MATCH POINT
D'habitude, les films de Woody Allen se déroulent à New-York et mettent en scène le cinéaste lui-même, emmitouflé dans son hypocondrie et le haut débit de vannes perpétuellement ouvert.
Son dernier film, Match Point, change de décor et de registre. Plus de Woody Allen mais deux acteurs en tête d'affiche: Scarlett Johansson et Jonathan Rhys Meyers.
Plus de New-York mais un Londres qui lui ressemble pas mal.
Plus de vannes mais des pleurs et de la violence.
Le film suit Chris Wilton, prof de tennis issu d'un milieu modeste. Celui-ci, en séduisant Chloé, une petite bourgeoise, va pouvoir entrer dans la haute en étant recruté par son beau-père dans une entreprise où des patrons peinards se font des couilles en or. Mais bientôt, le coeur de Chris va battre pour une autre jeune femme, Nola, beaucoup moins riche que sa femme mais aussi plus émoustillante puisque c'est donc Scarlett Johansson qui l'incarne.
Un choix cornélien s'offre donc au personnage: la vie tranquille et confortable de la bourgeoisie ou l'incertitude de la passion. Et Match Point se divise en deux films: un premier, qui suit la montée de cette passion, assez long, souffrant de la prestation de J. Rhys Meyers, dont le regard un peu bovin transpire mal cette prétendue passion. Le deuxième film bascule dans le thriller et l'enquête policière après qu'un innatendu retournement de situation ait fait plongé cette passion dans la violence. Tous les défauts de départ sont gommés lors de cette seconde moitié, le rythme s'accélérant nettement et le casting devenant enfin brillant.

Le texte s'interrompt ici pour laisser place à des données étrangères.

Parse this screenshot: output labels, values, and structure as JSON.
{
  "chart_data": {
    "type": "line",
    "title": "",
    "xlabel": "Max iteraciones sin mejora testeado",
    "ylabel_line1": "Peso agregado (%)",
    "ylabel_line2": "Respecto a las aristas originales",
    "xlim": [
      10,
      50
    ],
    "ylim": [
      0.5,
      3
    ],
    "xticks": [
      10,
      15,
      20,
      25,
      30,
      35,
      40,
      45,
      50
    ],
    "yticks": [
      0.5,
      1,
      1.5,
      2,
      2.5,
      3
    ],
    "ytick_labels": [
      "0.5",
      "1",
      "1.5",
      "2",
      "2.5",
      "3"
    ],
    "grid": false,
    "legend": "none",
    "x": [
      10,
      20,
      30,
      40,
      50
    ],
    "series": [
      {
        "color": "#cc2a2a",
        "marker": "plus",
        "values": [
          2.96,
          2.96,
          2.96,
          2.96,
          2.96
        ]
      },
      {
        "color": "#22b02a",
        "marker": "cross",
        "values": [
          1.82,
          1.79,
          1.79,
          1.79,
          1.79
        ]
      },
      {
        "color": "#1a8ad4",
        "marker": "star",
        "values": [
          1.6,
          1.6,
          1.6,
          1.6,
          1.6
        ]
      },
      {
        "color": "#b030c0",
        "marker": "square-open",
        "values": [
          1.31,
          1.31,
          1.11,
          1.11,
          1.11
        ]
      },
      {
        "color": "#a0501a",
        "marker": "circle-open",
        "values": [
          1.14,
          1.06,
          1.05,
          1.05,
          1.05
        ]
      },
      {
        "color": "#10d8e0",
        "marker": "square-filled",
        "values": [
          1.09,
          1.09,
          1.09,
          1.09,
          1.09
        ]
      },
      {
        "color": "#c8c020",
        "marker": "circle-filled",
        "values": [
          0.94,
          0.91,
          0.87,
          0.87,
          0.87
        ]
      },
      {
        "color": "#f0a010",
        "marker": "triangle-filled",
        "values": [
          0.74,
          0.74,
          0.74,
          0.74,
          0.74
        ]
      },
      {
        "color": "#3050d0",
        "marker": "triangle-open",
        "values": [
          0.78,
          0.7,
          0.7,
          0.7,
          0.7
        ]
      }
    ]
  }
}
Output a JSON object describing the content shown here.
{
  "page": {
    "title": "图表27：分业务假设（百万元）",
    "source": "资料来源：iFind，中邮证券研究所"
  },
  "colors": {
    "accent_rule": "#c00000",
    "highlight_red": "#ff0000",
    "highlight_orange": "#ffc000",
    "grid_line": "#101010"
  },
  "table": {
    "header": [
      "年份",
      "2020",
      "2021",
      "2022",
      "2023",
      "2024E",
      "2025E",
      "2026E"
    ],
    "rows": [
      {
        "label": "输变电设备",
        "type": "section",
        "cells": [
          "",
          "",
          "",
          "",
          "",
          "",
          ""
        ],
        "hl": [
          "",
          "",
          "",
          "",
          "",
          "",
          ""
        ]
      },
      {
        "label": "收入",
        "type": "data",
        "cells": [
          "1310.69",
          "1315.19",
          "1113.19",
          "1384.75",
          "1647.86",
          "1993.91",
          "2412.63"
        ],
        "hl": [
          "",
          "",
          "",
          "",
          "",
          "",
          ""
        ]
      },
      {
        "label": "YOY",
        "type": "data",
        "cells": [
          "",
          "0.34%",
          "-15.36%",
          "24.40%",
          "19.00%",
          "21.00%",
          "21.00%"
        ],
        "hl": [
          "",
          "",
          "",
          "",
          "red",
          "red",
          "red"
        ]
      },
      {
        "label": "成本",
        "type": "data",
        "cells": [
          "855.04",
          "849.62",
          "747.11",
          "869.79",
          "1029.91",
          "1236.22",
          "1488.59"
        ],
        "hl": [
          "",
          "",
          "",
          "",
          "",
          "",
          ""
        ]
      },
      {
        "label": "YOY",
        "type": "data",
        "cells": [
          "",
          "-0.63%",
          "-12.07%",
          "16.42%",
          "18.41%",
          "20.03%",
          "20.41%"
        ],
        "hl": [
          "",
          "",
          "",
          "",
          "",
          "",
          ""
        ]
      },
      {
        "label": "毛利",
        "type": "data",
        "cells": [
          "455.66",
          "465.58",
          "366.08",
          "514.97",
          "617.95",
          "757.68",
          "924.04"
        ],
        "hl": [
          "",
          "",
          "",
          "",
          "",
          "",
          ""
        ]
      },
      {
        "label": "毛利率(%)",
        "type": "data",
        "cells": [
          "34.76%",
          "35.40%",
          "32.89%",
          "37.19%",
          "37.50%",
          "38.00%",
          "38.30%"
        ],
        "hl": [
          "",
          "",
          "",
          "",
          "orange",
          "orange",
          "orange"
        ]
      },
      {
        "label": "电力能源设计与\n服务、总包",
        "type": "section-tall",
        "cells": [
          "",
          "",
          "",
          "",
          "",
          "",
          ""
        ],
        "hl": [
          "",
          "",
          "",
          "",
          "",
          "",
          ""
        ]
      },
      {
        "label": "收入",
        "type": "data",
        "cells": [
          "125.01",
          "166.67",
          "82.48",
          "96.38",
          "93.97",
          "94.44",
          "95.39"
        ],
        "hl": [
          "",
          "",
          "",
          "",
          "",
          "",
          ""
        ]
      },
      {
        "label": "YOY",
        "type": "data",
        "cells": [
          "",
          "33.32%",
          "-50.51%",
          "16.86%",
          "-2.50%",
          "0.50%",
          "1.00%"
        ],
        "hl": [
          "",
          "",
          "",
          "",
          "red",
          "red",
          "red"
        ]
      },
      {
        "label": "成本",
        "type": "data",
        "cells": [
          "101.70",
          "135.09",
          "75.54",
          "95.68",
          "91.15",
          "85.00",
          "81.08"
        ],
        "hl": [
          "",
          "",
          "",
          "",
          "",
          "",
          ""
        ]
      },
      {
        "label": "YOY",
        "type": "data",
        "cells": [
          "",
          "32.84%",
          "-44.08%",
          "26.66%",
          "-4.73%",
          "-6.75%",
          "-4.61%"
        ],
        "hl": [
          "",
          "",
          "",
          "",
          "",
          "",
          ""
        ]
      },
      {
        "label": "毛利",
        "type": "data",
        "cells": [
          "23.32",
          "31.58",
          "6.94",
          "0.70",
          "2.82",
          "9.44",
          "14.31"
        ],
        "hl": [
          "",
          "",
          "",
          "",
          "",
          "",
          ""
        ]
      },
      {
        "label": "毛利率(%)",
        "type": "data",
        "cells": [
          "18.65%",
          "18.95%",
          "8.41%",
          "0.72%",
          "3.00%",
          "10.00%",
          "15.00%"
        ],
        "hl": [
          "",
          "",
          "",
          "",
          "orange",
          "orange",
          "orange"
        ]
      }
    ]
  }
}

Sous ses dehors de chétif anxieux, Woody Allen est sacrément énervé. Le message de son film est coléreux. Match Point nous dit en effet, que la chance est une donnée très importante dans la vie. Par conséquent, le travail, le mérite, l'effort, toutes ces sacro-saintes valeurs dont on nous rabat les oreilles à longueur de journées ne valent que dalle face à l'insolente chance d'un gars comme Chris Wilton, sombre héros du film, dont la belle gueule et la bonne étoile suffisent à assurer un joli train de vie. Et (deuxième discours), une fois qu'il a atteint la réussite, la froideur la plus monstrueuse chassera la passion la plus humaine, pour rester dans le droit chemin du parfait petit capitaliste.
Athée (seul le hasard compte et c'est un beau salaud), de gauche (capitalisme=déshumanisation), le dernier film de Woody Allen est donc à son image. Vraiment un bon gars, ce Woody.